Anyway, you're not comparing the same kinda stuff. When someone is sending you a ton of copy for offset printing, whether it be magazines, brochures or major documents, of course you need a waiver to protect your self, but what most here are talking about are
signs. Most of them don't have but 5 or 6 words up to maybe a dozen or two. If you can't look at your files and see something is spelled wrong, that you're just not qualified to be in that department. You should be pushing a broom or digging holes if you can't spell.
Even the smallest jobs should have a simple signoff, it's not hard and it's standard throughout the print industry.
Sign shops just seem to have weird blind spots about some of these things, see all the discussions about copyright, art ownership, charging for design...a lot of reinventing the wheel. A small paragraph with a "
sign here" line on your proof or job approval sheets, no big deal, will save you a ton of headaches.
You should especially have
sign off when you're doing the design, you have a proofing process right?

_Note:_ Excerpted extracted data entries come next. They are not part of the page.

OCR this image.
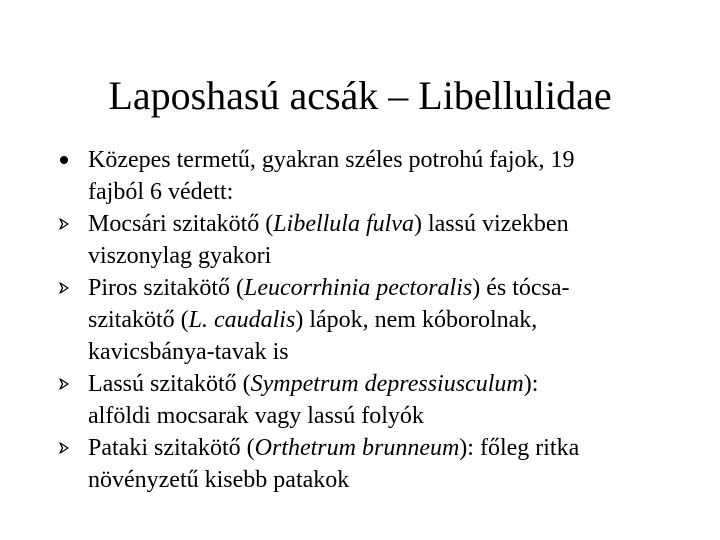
Laposhasú acsák – Libellulidae
Közepes termetű, gyakran széles potrohú fajok, 19
fajból 6 védett:
Mocsári szitakötő (Libellula fulva) lassú vizekben
viszonylag gyakori
Piros szitakötő (Leucorrhinia pectoralis) és tócsa-
szitakötő (L. caudalis) lápok, nem kóborolnak,
kavicsbánya-tavak is
Lassú szitakötő (Sympetrum depressiusculum):
alföldi mocsarak vagy lassú folyók
Pataki szitakötő (Orthetrum brunneum): főleg ritka
növényzetű kisebb patakok
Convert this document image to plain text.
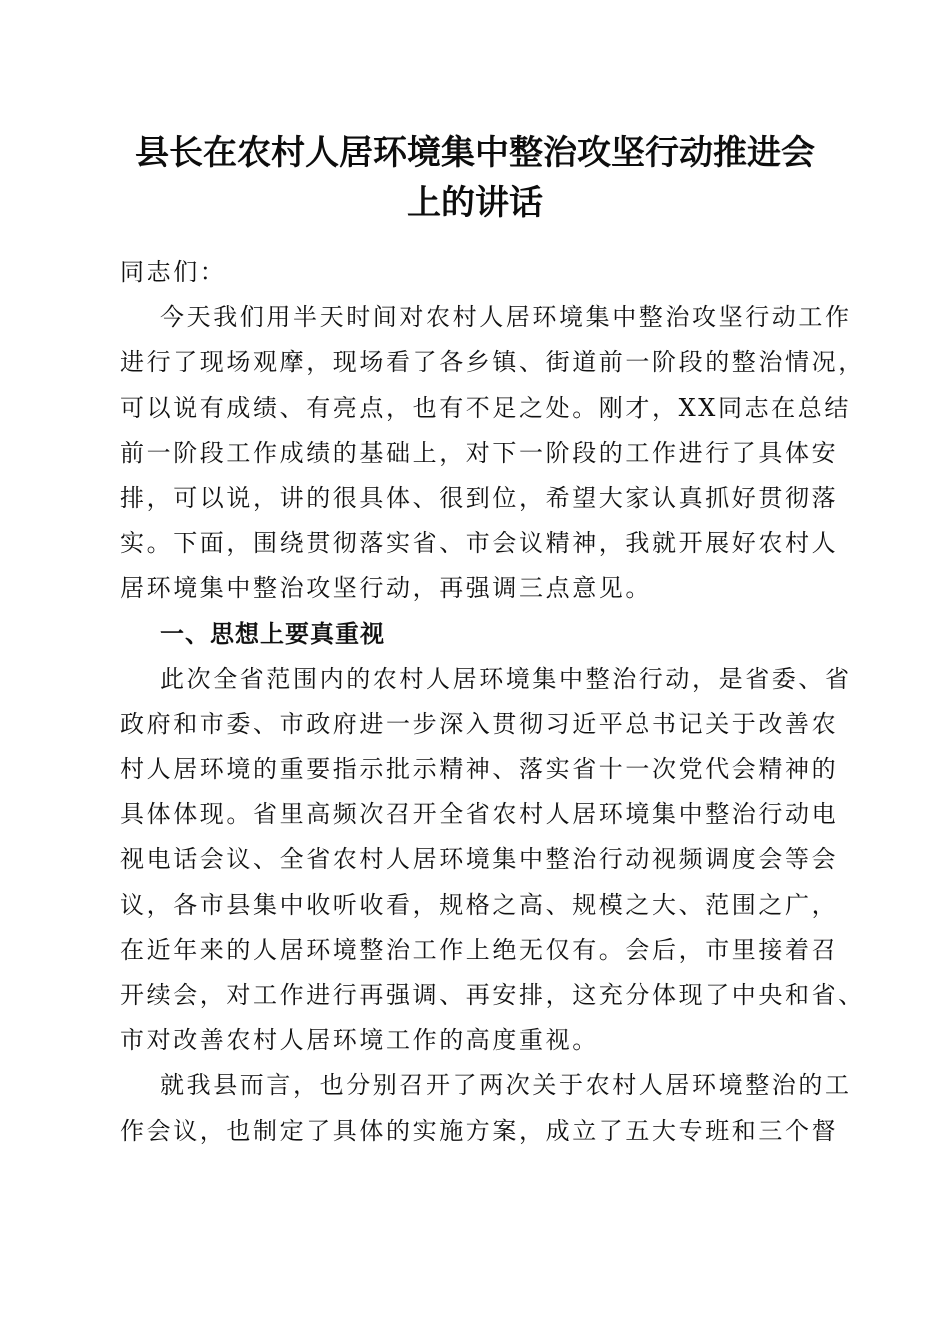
县长在农村人居环境集中整治攻坚行动推进会
上的讲话
同志们：
今天我们用半天时间对农村人居环境集中整治攻坚行动工作
进行了现场观摩，现场看了各乡镇、街道前一阶段的整治情况，
可以说有成绩、有亮点，也有不足之处。刚才，XX同志在总结
前一阶段工作成绩的基础上，对下一阶段的工作进行了具体安
排，可以说，讲的很具体、很到位，希望大家认真抓好贯彻落
实。下面，围绕贯彻落实省、市会议精神，我就开展好农村人
居环境集中整治攻坚行动，再强调三点意见。
一、思想上要真重视
此次全省范围内的农村人居环境集中整治行动，是省委、省
政府和市委、市政府进一步深入贯彻习近平总书记关于改善农
村人居环境的重要指示批示精神、落实省十一次党代会精神的
具体体现。省里高频次召开全省农村人居环境集中整治行动电
视电话会议、全省农村人居环境集中整治行动视频调度会等会
议，各市县集中收听收看，规格之高、规模之大、范围之广，
在近年来的人居环境整治工作上绝无仅有。会后，市里接着召
开续会，对工作进行再强调、再安排，这充分体现了中央和省、
市对改善农村人居环境工作的高度重视。
就我县而言，也分别召开了两次关于农村人居环境整治的工
作会议，也制定了具体的实施方案，成立了五大专班和三个督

At some point you need to define the design as final, at that point the final signoff should be
final--that includes spelling. The design is frozen at that point. Any reasonable person will understand that, and it gives you ground and professional options for dealing with an error that will usually result in everyone happy. Otherwise it's just nebulous and you're going to eat it every time, which isn't a great way to run a business if you have a goal of ever turning profit. This is how freelance designers and design agencies handle signoff, why wouldn't you also handle it that way if you're doing design for a client? Doesn't make any sense to avoid having a signoff process.